В.Т.: В Америке нет почти никакого интереса к восточноевропейскому (и к русскому) искусству, что - говоря откровенно - не вызывает у меня сожалений. Восток должен перестать добиваться внимания у Запада. Выставки, о которых вы говорили, свидетельствуют, во-первых, о попытке заручиться этим вниманием, во-вторых, об отсутствии иммунитета к глобализации и, в-третьих, о желании любой ценой интегрироваться в западную индустрию культуры (die Kultur Industrie). Каждая такая выставка напоминает американский сэндвич - сэндвич контекстов.

В.Б.: Почему появился в свет только один номер русского "Флэш Арта"?

В.Т.: Второй номер русского "Флэш Арта" был подготовлен весной 1990 года, однако разногласия с издателем (Джанкарло Полити) воспрепятствовали публикации. Первый номер способствовал созданию в России новой терминологии и современного критического дискурса, пребывавшего в эмбриональном состоянии. Это вызвало недовольство со стороны инерционной части художественной интеллигенции. Реагируя на их претензии, Полити потребовал от меня изменить ориентацию журнала, превратить его в глянцевое издание типа "Артхроники". Глянцевое не только по форме, но и по содержанию. Я отказался.

В.Б.: Как видится вам сегодняшний международный художественный контекст?

В.Т.: Американский сэндвич... По сути дела, "международный художественный контекст" - искусственное понятие. Это как посещение зоопарка. Да, мы видим множество экзотических животных и птиц, но каждому ясно, что контекст зоопарка отличается от контекста джунглей.

В.Б.: "Русский бум" конца 80-х - начала 90-х годов был нужен России или только Западу?

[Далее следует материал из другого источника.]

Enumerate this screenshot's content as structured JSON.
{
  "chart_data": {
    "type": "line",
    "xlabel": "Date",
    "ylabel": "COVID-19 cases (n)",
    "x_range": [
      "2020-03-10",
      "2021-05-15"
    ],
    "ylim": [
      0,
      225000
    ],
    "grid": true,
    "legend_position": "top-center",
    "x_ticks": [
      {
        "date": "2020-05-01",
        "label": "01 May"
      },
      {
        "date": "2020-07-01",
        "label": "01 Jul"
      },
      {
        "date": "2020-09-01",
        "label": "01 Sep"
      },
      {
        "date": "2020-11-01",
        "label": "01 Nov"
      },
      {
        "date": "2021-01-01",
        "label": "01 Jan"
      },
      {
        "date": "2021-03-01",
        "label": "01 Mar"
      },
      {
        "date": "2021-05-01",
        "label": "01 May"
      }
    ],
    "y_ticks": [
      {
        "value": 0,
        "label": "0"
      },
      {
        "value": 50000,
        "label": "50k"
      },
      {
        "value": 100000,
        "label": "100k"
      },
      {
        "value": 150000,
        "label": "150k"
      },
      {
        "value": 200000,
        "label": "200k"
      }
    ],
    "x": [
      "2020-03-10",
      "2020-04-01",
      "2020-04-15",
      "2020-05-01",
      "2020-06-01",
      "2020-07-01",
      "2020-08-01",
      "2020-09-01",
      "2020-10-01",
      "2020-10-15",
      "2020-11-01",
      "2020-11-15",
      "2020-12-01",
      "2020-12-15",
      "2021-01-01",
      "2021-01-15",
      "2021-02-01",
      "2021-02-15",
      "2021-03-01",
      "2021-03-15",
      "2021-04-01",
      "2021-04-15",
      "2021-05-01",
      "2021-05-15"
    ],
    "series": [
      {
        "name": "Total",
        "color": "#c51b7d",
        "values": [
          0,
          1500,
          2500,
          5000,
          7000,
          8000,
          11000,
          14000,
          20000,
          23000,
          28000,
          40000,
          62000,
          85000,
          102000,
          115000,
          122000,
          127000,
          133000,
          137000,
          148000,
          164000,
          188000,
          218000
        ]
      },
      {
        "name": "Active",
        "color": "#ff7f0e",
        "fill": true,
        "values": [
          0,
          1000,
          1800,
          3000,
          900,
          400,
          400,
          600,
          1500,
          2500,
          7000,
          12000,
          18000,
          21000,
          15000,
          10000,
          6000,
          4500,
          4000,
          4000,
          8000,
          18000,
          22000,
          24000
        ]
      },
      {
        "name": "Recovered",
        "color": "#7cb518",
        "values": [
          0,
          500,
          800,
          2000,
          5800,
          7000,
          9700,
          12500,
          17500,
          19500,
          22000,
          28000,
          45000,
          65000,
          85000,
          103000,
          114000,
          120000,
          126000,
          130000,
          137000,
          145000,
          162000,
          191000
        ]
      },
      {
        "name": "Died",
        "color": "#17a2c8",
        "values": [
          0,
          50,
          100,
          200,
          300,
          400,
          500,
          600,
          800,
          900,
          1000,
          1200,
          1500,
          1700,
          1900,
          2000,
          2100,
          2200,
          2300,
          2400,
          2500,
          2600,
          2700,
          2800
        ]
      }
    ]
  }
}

В.Т.: "Русский бум" на Западе привел к тому, что музейные бюрократы и чиновники в Москве и Петербурге стали относиться к искусству местных альтернативных (или "неофициальных") художников с некоторым любопытством и даже уважением. Бум возник из-за того, что главным художественным новшеством тех лет была Перестройка. Как только российская политика вышла из моды, прекратились и выставки в Америке. Вот вам еще одна история, проливающая свет на "международный художественный контекст"... Спасение искусства в том, что никто из нас точно не знает, чем оно отличается от всего остального. Искусство неидентично само себе, но как только ему удается обрести эту идентичность, оно перестает быть искусством и становится частью индустрии культуры. Несовпадение искусства с самим собой - главное, что меня в нем интересует. И обнадеживает.